We're only three years removed from the start of the COVID-19 pandemic, but given the sequence of events, it feels like a lifetime ago. That's even more the case for investors who own shares in Robinhood Markets (HOOD -2.33%), the brokerage platform getting so much Generation Z attention. 

The world looks very different now -- social restrictions have greatly eased and U.S. government stimulus is nearly all gone. Elsewhere, the enthusiasm for Robinhood stock has evaporated along with the enthusiasm for the stock market among young people. 

To make matters worse for the online trading platform, the Securities and Exchange Commission (SEC) just proposed a major change to the rules surrounding payment for order flow (PFOF), a stock trading practice that helps Robinhood generates most of its revenue. Here's how the company might be affected. 

Here's how payment for order flow works

The traditional stock brokerage fee model is simple: A customer buys or sells a stock (or any financial instrument), and the broker takes a commission based on the dollar volume of the transaction. But new-age brokerages like Robinhood have found a way for customers to trade under a zero-commission structure that uses a practice called payment for order flow.

PFOF involves Robinhood partnering with a group of market makers who purchase customer orders from Robinhood for a fee. The market maker then executes the customers' orders at a price that is slightly worse than the live market price and pockets the difference -- this all happens in a matter of seconds. In return, customers pay no commission and are assured their orders will (almost) always be executed. 

Technically, though, the customer is paying a fee -- it's just hidden. Hiding the practice was grounds for the SEC to cite Robinhood for misleading advertising back in 2020, levying a $65 million fine.

The SEC this month proposed new rules that would ensure competition in the PFOF space, meaning Robinhood would have to give market makers an opportunity to bid on customer orders. This would likely drive down the amount of fees Robinhood receives. That's great for Robinhood's clients, but it's bad for Robinhood because its PFOF fees are determined based on how much income market makers generate.

If market makers are bringing in less money due to a more competitive landscape, then Robinhood's revenue could be decimated. For context, PFOF accounted for 63% of Robinhood's total revenue through the first nine months of 2022, so these changes would really shake up its business. 

Robinhood faces other challenges, too

Robinhood's user base is shrinking. Since the era of ultra-low interest rates and U.S. government stimulus ended in 2021, the exuberance for the stock market evaporated and it took the enthusiasm of retail investors along with it. Robinhood's monthly active user base has now declined for six quarters in a row, dropping 34% in the last 12 months alone.

A chart of Robinhood's monthly active users.

On the plus side, the amount of revenue Robinhood earns from each user ticked up 3% year over year to $66 in the fourth quarter, resulting in a 5% increase in total revenue, which climbed to $380 million. That certainly isn't blockbuster growth, but it does mark three straight quarters of sequential increases for both metrics.

The company has been riding a strong tailwind from the rapid rise in interest rates recently.
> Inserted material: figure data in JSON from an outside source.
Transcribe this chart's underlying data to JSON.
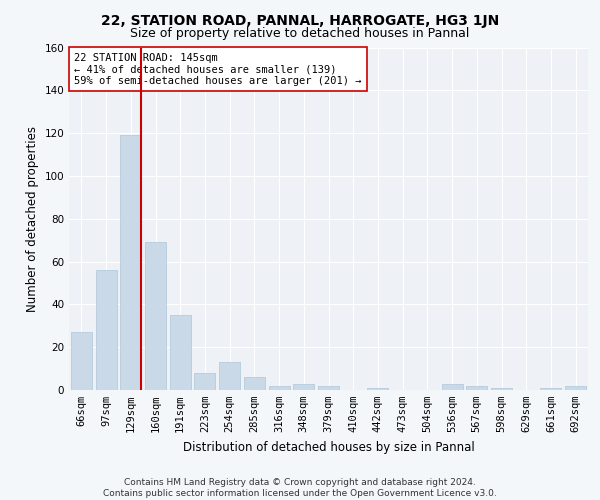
{
  "title1": "22, STATION ROAD, PANNAL, HARROGATE, HG3 1JN",
  "title2": "Size of property relative to detached houses in Pannal",
  "xlabel": "Distribution of detached houses by size in Pannal",
  "ylabel": "Number of detached properties",
  "categories": [
    "66sqm",
    "97sqm",
    "129sqm",
    "160sqm",
    "191sqm",
    "223sqm",
    "254sqm",
    "285sqm",
    "316sqm",
    "348sqm",
    "379sqm",
    "410sqm",
    "442sqm",
    "473sqm",
    "504sqm",
    "536sqm",
    "567sqm",
    "598sqm",
    "629sqm",
    "661sqm",
    "692sqm"
  ],
  "values": [
    27,
    56,
    119,
    69,
    35,
    8,
    13,
    6,
    2,
    3,
    2,
    0,
    1,
    0,
    0,
    3,
    2,
    1,
    0,
    1,
    2
  ],
  "bar_color": "#c9d9e8",
  "bar_edge_color": "#aec6d8",
  "vline_color": "#cc0000",
  "annotation_text": "22 STATION ROAD: 145sqm\n← 41% of detached houses are smaller (139)\n59% of semi-detached houses are larger (201) →",
  "annotation_box_color": "#ffffff",
  "annotation_box_edge": "#cc0000",
  "ylim": [
    0,
    160
  ],
  "yticks": [
    0,
    20,
    40,
    60,
    80,
    100,
    120,
    140,
    160
  ],
  "bg_color": "#f4f7fa",
  "plot_bg_color": "#eef2f7",
  "footer_text": "Contains HM Land Registry data © Crown copyright and database right 2024.\nContains public sector information licensed under the Open Government Licence v3.0.",
  "title1_fontsize": 10,
  "title2_fontsize": 9,
  "xlabel_fontsize": 8.5,
  "ylabel_fontsize": 8.5,
  "tick_fontsize": 7.5,
  "annotation_fontsize": 7.5,
  "footer_fontsize": 6.5
}
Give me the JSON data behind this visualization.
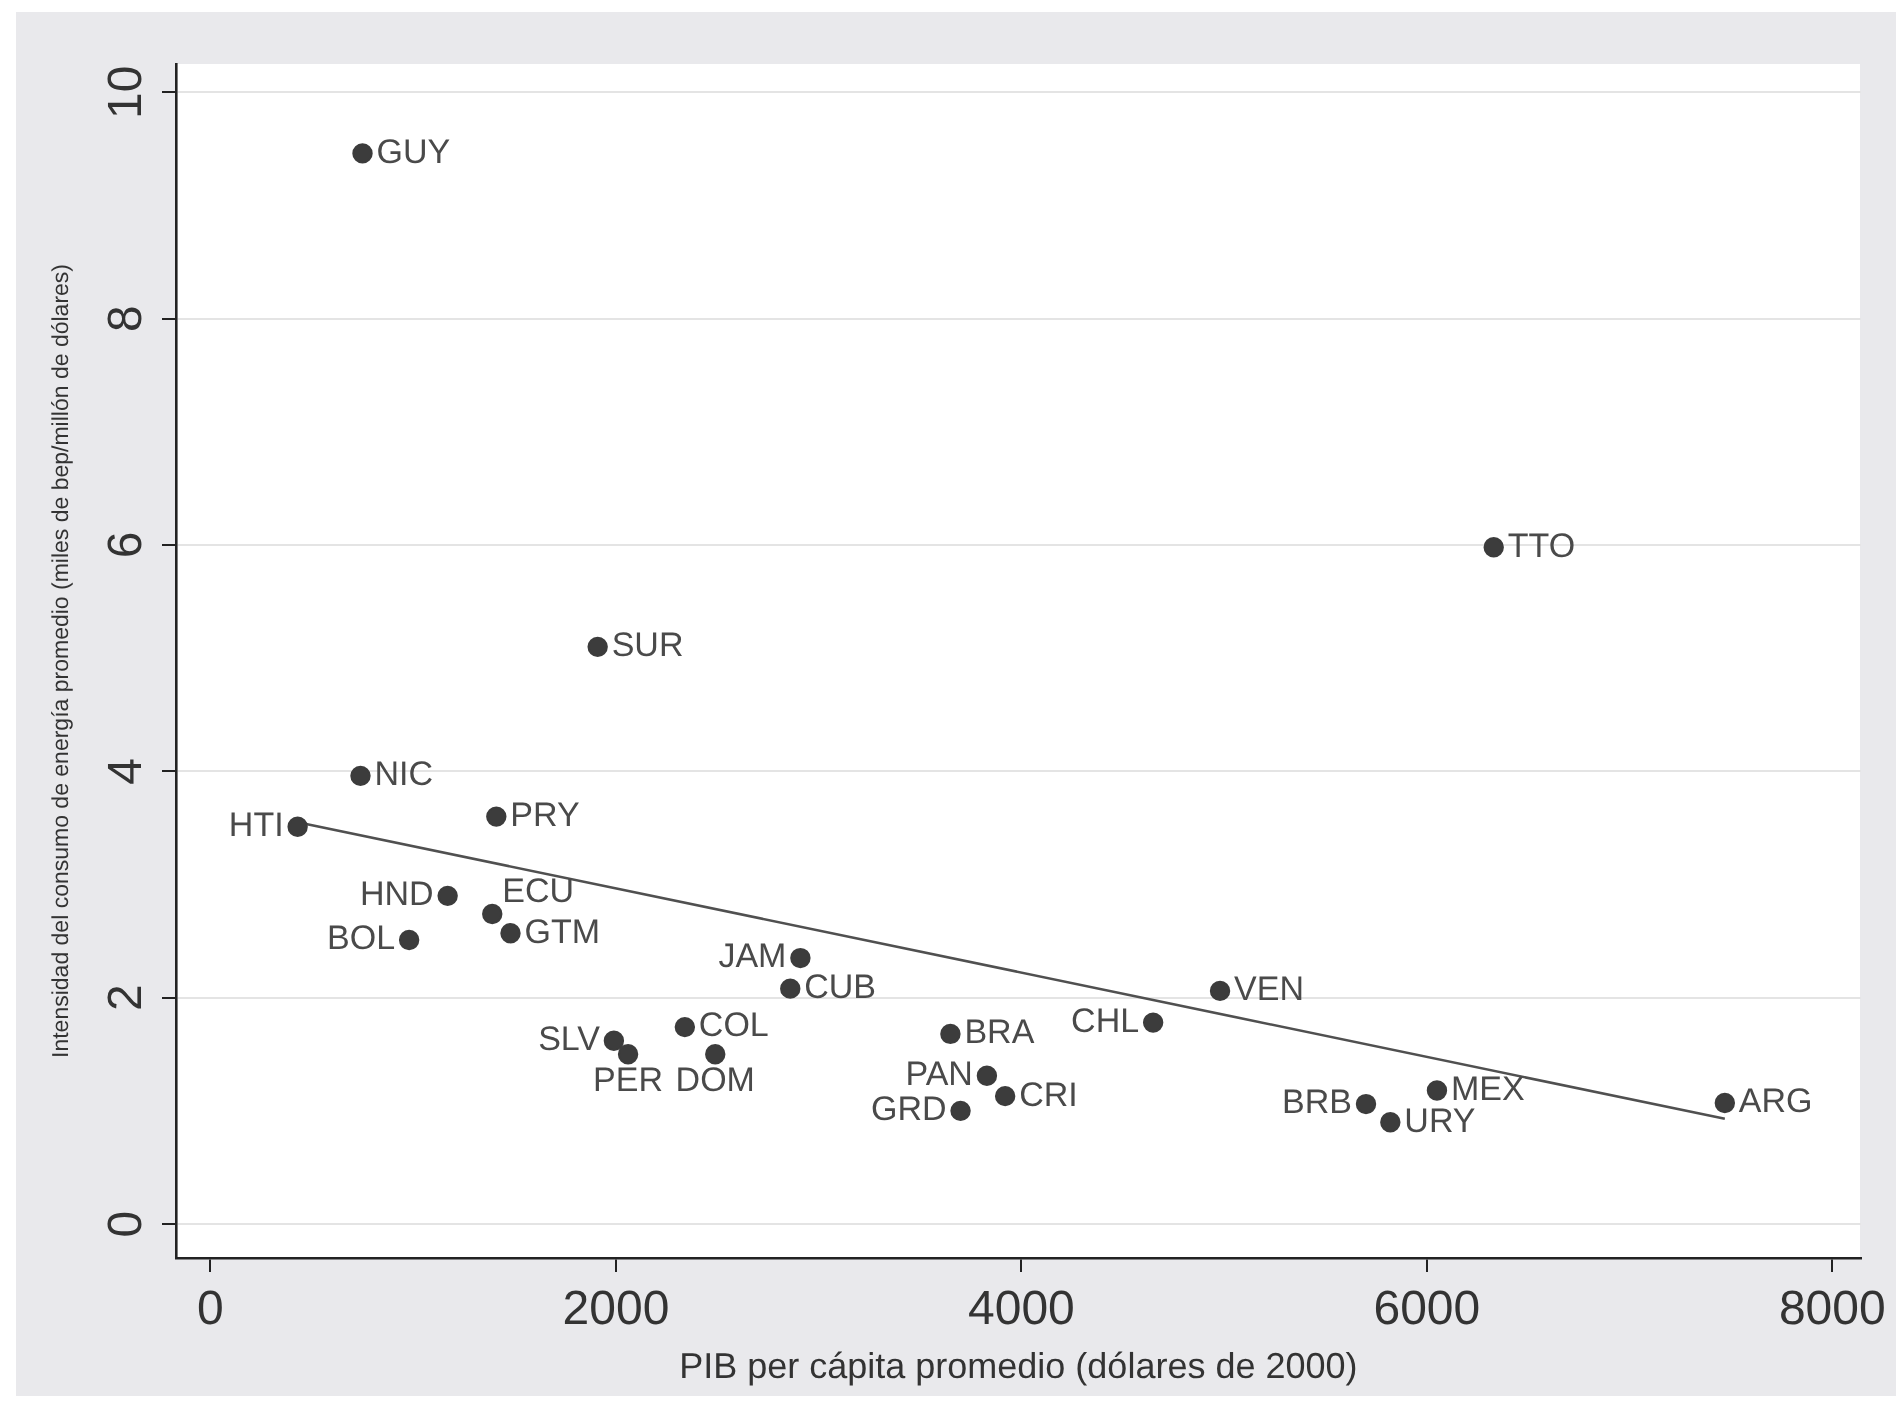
{
  "chart_data": {
    "type": "scatter",
    "xlabel": "PIB per cápita promedio (dólares de 2000)",
    "ylabel": "Intensidad del consumo de energía promedio (miles de bep/millón de dólares)",
    "xlim": [
      -170,
      8140
    ],
    "xticks": [
      0,
      2000,
      4000,
      6000,
      8000
    ],
    "ylim": [
      -0.3,
      10.25
    ],
    "yticks": [
      0,
      2,
      4,
      6,
      8,
      10
    ],
    "grid": "y",
    "marker": "circle",
    "series": [
      {
        "type": "scatter",
        "color": "#3c3c3c",
        "x": [
          750,
          1910,
          740,
          6330,
          430,
          1410,
          1170,
          1390,
          1480,
          980,
          2910,
          2860,
          2340,
          1990,
          2060,
          2490,
          3650,
          3830,
          3920,
          3700,
          4650,
          4980,
          5700,
          5820,
          6050,
          7470
        ],
        "values": [
          9.46,
          5.1,
          3.96,
          5.98,
          3.51,
          3.6,
          2.9,
          2.74,
          2.57,
          2.51,
          2.35,
          2.08,
          1.74,
          1.62,
          1.5,
          1.5,
          1.68,
          1.31,
          1.13,
          1.0,
          1.78,
          2.06,
          1.06,
          0.9,
          1.18,
          1.07
        ]
      },
      {
        "type": "line",
        "color": "#505050",
        "marker": "none",
        "x": [
          430,
          7470
        ],
        "values": [
          3.55,
          0.93
        ]
      }
    ],
    "annotations": [
      {
        "text": "GUY",
        "x": 750,
        "y": 9.46
      },
      {
        "text": "SUR",
        "x": 1910,
        "y": 5.1
      },
      {
        "text": "NIC",
        "x": 740,
        "y": 3.96
      },
      {
        "text": "TTO",
        "x": 6330,
        "y": 5.98
      },
      {
        "text": "HTI",
        "x": 430,
        "y": 3.51
      },
      {
        "text": "PRY",
        "x": 1410,
        "y": 3.6
      },
      {
        "text": "HND",
        "x": 1170,
        "y": 2.9
      },
      {
        "text": "ECU",
        "x": 1390,
        "y": 2.74
      },
      {
        "text": "GTM",
        "x": 1480,
        "y": 2.57
      },
      {
        "text": "BOL",
        "x": 980,
        "y": 2.51
      },
      {
        "text": "JAM",
        "x": 2910,
        "y": 2.35
      },
      {
        "text": "CUB",
        "x": 2860,
        "y": 2.08
      },
      {
        "text": "COL",
        "x": 2340,
        "y": 1.74
      },
      {
        "text": "SLV",
        "x": 1990,
        "y": 1.62
      },
      {
        "text": "PER",
        "x": 2060,
        "y": 1.5
      },
      {
        "text": "DOM",
        "x": 2490,
        "y": 1.5
      },
      {
        "text": "BRA",
        "x": 3650,
        "y": 1.68
      },
      {
        "text": "PAN",
        "x": 3830,
        "y": 1.31
      },
      {
        "text": "CRI",
        "x": 3920,
        "y": 1.13
      },
      {
        "text": "GRD",
        "x": 3700,
        "y": 1.0
      },
      {
        "text": "CHL",
        "x": 4650,
        "y": 1.78
      },
      {
        "text": "VEN",
        "x": 4980,
        "y": 2.06
      },
      {
        "text": "BRB",
        "x": 5700,
        "y": 1.06
      },
      {
        "text": "URY",
        "x": 5820,
        "y": 0.9
      },
      {
        "text": "MEX",
        "x": 6050,
        "y": 1.18
      },
      {
        "text": "ARG",
        "x": 7470,
        "y": 1.07
      }
    ]
  }
}
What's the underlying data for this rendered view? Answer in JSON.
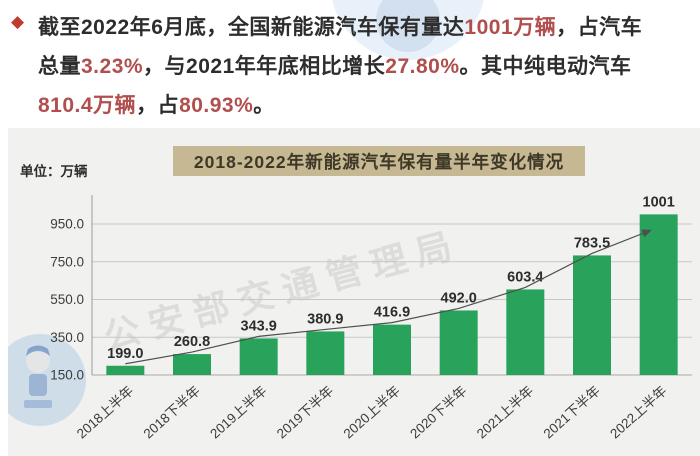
{
  "intro": {
    "bullet": "◆",
    "lines": [
      [
        {
          "t": "截至2022年6月底，全国新能源汽车保有量达",
          "red": false
        },
        {
          "t": "1001万辆",
          "red": true
        },
        {
          "t": "，占汽车",
          "red": false
        }
      ],
      [
        {
          "t": "总量",
          "red": false
        },
        {
          "t": "3.23%",
          "red": true
        },
        {
          "t": "，与2021年年底相比增长",
          "red": false
        },
        {
          "t": "27.80%",
          "red": true
        },
        {
          "t": "。其中纯电动汽车",
          "red": false
        }
      ],
      [
        {
          "t": "810.4万辆",
          "red": true
        },
        {
          "t": "，占",
          "red": false
        },
        {
          "t": "80.93%",
          "red": true
        },
        {
          "t": "。",
          "red": false
        }
      ]
    ]
  },
  "chart": {
    "title": "2018-2022年新能源汽车保有量半年变化情况",
    "unit_label": "单位：万辆",
    "watermark_text": "公安部交通管理局"
  },
  "chart_data": {
    "type": "bar",
    "title": "2018-2022年新能源汽车保有量半年变化情况",
    "categories": [
      "2018上半年",
      "2018下半年",
      "2019上半年",
      "2019下半年",
      "2020上半年",
      "2020下半年",
      "2021上半年",
      "2021下半年",
      "2022上半年"
    ],
    "values": [
      199.0,
      260.8,
      343.9,
      380.9,
      416.9,
      492.0,
      603.4,
      783.5,
      1001
    ],
    "value_labels": [
      "199.0",
      "260.8",
      "343.9",
      "380.9",
      "416.9",
      "492.0",
      "603.4",
      "783.5",
      "1001"
    ],
    "ylabel": "万辆",
    "yticks": [
      150,
      350,
      550,
      750,
      950
    ],
    "ylim": [
      150,
      1080
    ],
    "grid": true,
    "trend_line": true,
    "legend": "none",
    "bar_color": "#29a35b"
  },
  "colors": {
    "red_text": "#b04f4d",
    "bullet_red": "#c03a30",
    "text_dark": "#2d2d2d",
    "bar_green": "#29a35b",
    "title_bg": "#c6b892",
    "title_text": "#3e3827",
    "panel_bg": "#f1f2f0",
    "axis_text": "#3c3c3c",
    "grid_line": "#c7c7c7",
    "axis_line": "#a9a9a9",
    "trend_line": "#4f4f4f"
  }
}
Robinhood earns money when customers leave cash sitting in their accounts, and in the fourth quarter, net interest revenue soared 165% to $167 million.

But the company's declining assets under custody are a concern. Customers held just $62 billion in cash and financial assets with Robinhood in the fourth quarter, which was the lowest level since the end of 2020.

There was a 62% decline year over year in the dollar value of customers' cryptocurrency holdings, for example, which is a segment Robinhood bet big on over the last couple of years, yet it appears to be fizzling out.

Robinhood's future appears uncertain

The SEC is giving interested parties until March 31 to provide input on the proposed changes to PFOF. Robinhood's management recently voiced its opposition to the new rules and said it would do everything in its power to avoid transitioning to a commission-based fee structure. After all, no-commission trading is what differentiated Robinhood from most other major brokerage firms.

But the company's long-term growth trajectory has always been limited. Why? Because PFOF is a banned practice in almost every major country except the U.S. As a result, global expansion isn't a straightforward proposition. And with the walls potentially closing in domestically, combined with a retail investor base that is somewhat disengaged relative to two years ago, there are real questions about Robinhood's future.

It's little wonder Robinhood stock is down 88% from its all-time high. Investors value the company at $8.8 billion right now. But it has $6.3 billion in cash on its balance sheet, so they're effectively implying the business itself is worth just $2.5 billion.

Internal struggles aside, this stock might be one to avoid until there's a clear verdict on the future of PFOF. Even then, there are far more attractive growth propositions in the stock market right now.